Finalement, le progrès scientifique ouvre de nouvelles perspectives pour les chercheurs, et à ce titre, il ouvre aussi à une réflexion sur les droits de chacun associés à ces pratiques : d’un côté, de quels droits disposent les chercheurs dans l’utilisation de ces éléments ? D’un autre, quels droits ont les personnes sources sur ces éléments dont ils sont à l’origine, et dont ils font généreusement don au profit de l’intérêt collectif, parfois même de façon inconsciente ? Être sensibilisé à ces questions, même sans porter un grand intérêt à son tube de sang collecté pour contrôler sa glycémie ou son cholestérol, c’est incarner davantage sa citoyenneté dans notre système de santé, qui a trouvé le moyen de valoriser ces éléments une fois qu’ils ne nous sont plus utiles personnellement. Ce sujet débouche sur une réflexion plus large sur la place qu’occupe la personne source, patiente, citoyenne, à l’origine des échantillons biologiques et des données, dans l’économie de la recherche. C’est une porte d’entrée accessible pour montrer que tout le monde peut participer à la recherche, sans trop de contrainte, mais en ayant conscience des droits qui sont rattachés à cette participation, y compris en donnant littéralement un morceau de soi-même.

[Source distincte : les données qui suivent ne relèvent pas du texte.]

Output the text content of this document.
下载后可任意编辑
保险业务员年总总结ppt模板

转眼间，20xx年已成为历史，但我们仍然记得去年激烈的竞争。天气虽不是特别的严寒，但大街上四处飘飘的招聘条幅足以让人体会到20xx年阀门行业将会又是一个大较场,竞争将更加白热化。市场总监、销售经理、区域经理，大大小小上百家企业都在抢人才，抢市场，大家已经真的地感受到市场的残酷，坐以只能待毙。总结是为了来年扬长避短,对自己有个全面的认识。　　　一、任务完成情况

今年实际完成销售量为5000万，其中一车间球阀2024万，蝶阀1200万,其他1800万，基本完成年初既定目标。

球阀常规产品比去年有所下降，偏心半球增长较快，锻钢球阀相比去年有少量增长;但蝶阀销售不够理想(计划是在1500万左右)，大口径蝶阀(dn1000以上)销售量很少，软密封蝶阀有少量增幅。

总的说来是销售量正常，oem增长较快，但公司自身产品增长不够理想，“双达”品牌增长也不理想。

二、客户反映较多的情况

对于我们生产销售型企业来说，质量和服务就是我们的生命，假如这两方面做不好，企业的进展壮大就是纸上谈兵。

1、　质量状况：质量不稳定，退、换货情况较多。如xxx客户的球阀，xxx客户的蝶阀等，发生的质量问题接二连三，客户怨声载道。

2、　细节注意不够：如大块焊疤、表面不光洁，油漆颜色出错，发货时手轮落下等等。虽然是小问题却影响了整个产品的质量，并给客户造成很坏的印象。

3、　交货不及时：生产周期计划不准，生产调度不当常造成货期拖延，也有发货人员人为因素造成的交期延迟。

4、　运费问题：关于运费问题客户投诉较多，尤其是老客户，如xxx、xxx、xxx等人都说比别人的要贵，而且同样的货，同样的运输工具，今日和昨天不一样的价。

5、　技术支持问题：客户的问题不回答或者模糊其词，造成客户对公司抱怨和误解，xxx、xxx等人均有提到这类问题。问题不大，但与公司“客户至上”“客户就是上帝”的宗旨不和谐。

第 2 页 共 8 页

LPP : Si je veux en savoir plus sur la question, qu’est-ce que vous me conseillerez de lire ?
EJL : Sur la question du consentement, je conseillerais le livre Je consens, donc je suis… de Michela Marzano, qui traite les enjeux relatifs à cette notion, en recherche biomédicale mais pas que.
Pour une réflexion plus philosophique sur la capacité à exprimer sa volonté, je conseillerais également Capabilités : comment créer les conditions d’un monde plus juste ? Cet ouvrage, un peu éloigné de la question du consentement à la recherche biomédicale à proprement parler, traite des conditions minimales requises dans une société pour pouvoir exprimer sa volonté. Il m’a permis de prendre de la hauteur sur l’espace d’action laissé au citoyen dans un système sociétal particulier : celui de la recherche scientifique, déjà très contraint par des lois, des eus et coutumes qui laissent peu de place au participant à la recherche.
Enfin, Céline Lafontaine a rédigé l’ouvrage Le Corps-marché. La marchandisation de la vie humaine à l’ère de la bioéconomie. Elle y dresse un tableau assez radical de la transformation du corps humain en ressource pour la bioéconomie, c’est-à-dire pour le développement de l’économie du savoir et l’économie de marché à partir du corps. Ce livre a été l’occasion de m’ouvrir à une pensée du corps sous trois dimensions : biologique, symbolique et politique.